Rasa-rasanya suasana berubah menjadi lebih mencekam, semua pandangan menatap ke arah sesosok perempuan paruh baya yang sepertinya sangat ingin membuat orang lain memperhatikannya. Bukan hanya karena menggunakan pakaian bling-bling norak dan heels tinggi yang sangat tidak sesuai dengan perkiraan usianya, konde besar yang kupastikan akan membuat kepalaku pusing dan teyengan jika memakainya juga bertengger di kepala.

"Hwaaa, sangar bu."

"Cetar membahana kayak biasanya."

Ngeliat si Nenek, aku jadi inget film Disney yang judulnya Another Cinderella Story. Dia mirip banget dengan Dominique. Ibu tiri Selena Gomez di film itu mungkin bisa jadi gambaran lain dari si nenek ini. Bukan hanya cara berpakaian, sikap sok mereka pun hampir sama.

"Nggak bisa deh bayangin jadi Bu Nani."

"Kasian banget kan, harus punya mertua yang kaya gitu."

" Lihat aja aku bakalan kicep duluan. Mending batal nikah aja atau dari awal cuma kenal doang deh, nggak usah ada relationship-relationship-an."

Nenek itu kayanya masuk perkumpulan mertua jahat yang kebusukannya udah nggak bisa ditutup-tutupin lagi. Tetangga anaknya tau semua kalau dia jahat.

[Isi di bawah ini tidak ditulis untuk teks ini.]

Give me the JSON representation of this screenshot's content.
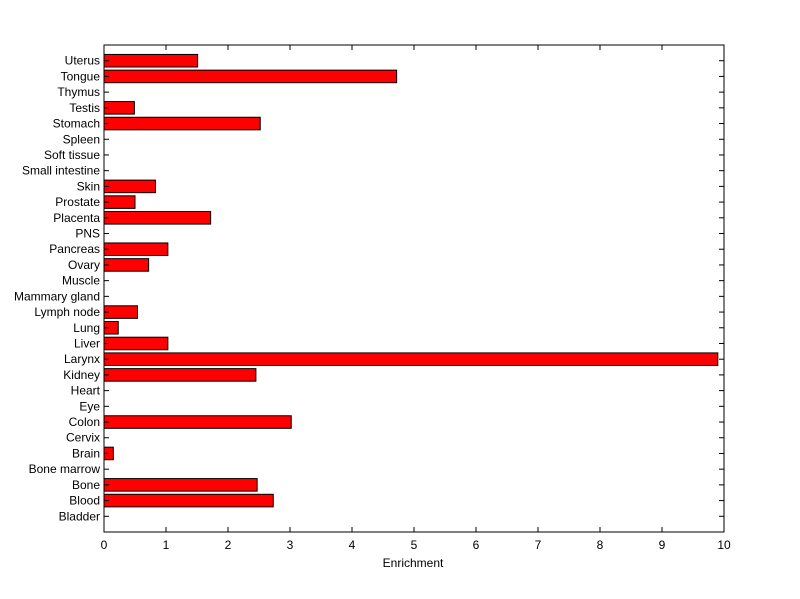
{
  "chart_data": {
    "type": "bar",
    "orientation": "horizontal",
    "title": "",
    "xlabel": "Enrichment",
    "ylabel": "",
    "xlim": [
      0,
      10
    ],
    "xticks": [
      "0",
      "1",
      "2",
      "3",
      "4",
      "5",
      "6",
      "7",
      "8",
      "9",
      "10"
    ],
    "grid": false,
    "legend": "none",
    "bar_color": "#ff0000",
    "bar_edge_color": "#000000",
    "categories": [
      "Bladder",
      "Blood",
      "Bone",
      "Bone marrow",
      "Brain",
      "Cervix",
      "Colon",
      "Eye",
      "Heart",
      "Kidney",
      "Larynx",
      "Liver",
      "Lung",
      "Lymph node",
      "Mammary gland",
      "Muscle",
      "Ovary",
      "Pancreas",
      "PNS",
      "Placenta",
      "Prostate",
      "Skin",
      "Small intestine",
      "Soft tissue",
      "Spleen",
      "Stomach",
      "Testis",
      "Thymus",
      "Tongue",
      "Uterus"
    ],
    "values": [
      0,
      2.73,
      2.47,
      0,
      0.15,
      0,
      3.02,
      0,
      0,
      2.45,
      9.9,
      1.03,
      0.23,
      0.54,
      0,
      0,
      0.72,
      1.03,
      0,
      1.72,
      0.5,
      0.83,
      0,
      0,
      0,
      2.52,
      0.49,
      0,
      4.72,
      1.51
    ]
  }
}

"Ya gimana, suaminya ganteng gitu, trus saling mencintai. Kalau Maryam sih yes."

Ish, ini pembantu nggak bisa sekali aja serius dikit. Aku kan pingin tau apa aja kejahatan si mertua kembaran ibu tirinya cinderella itu.

"Maryam mah, semua cowok ganteng di sikat."

Tuh kan, aduh, ayo dong kembali ke topik awal. Aku jadi geregetan sendiri saking penasarannya.

"Tapi sedih juga loh. Bayangin coba jadi jadi Bu Nani dan suaminya."

"Paling menderita ya si Bu Nani dong."

Hoke, wait, wait, ini mereka kenapa jadi berantem tentang siapa yang paling menderita.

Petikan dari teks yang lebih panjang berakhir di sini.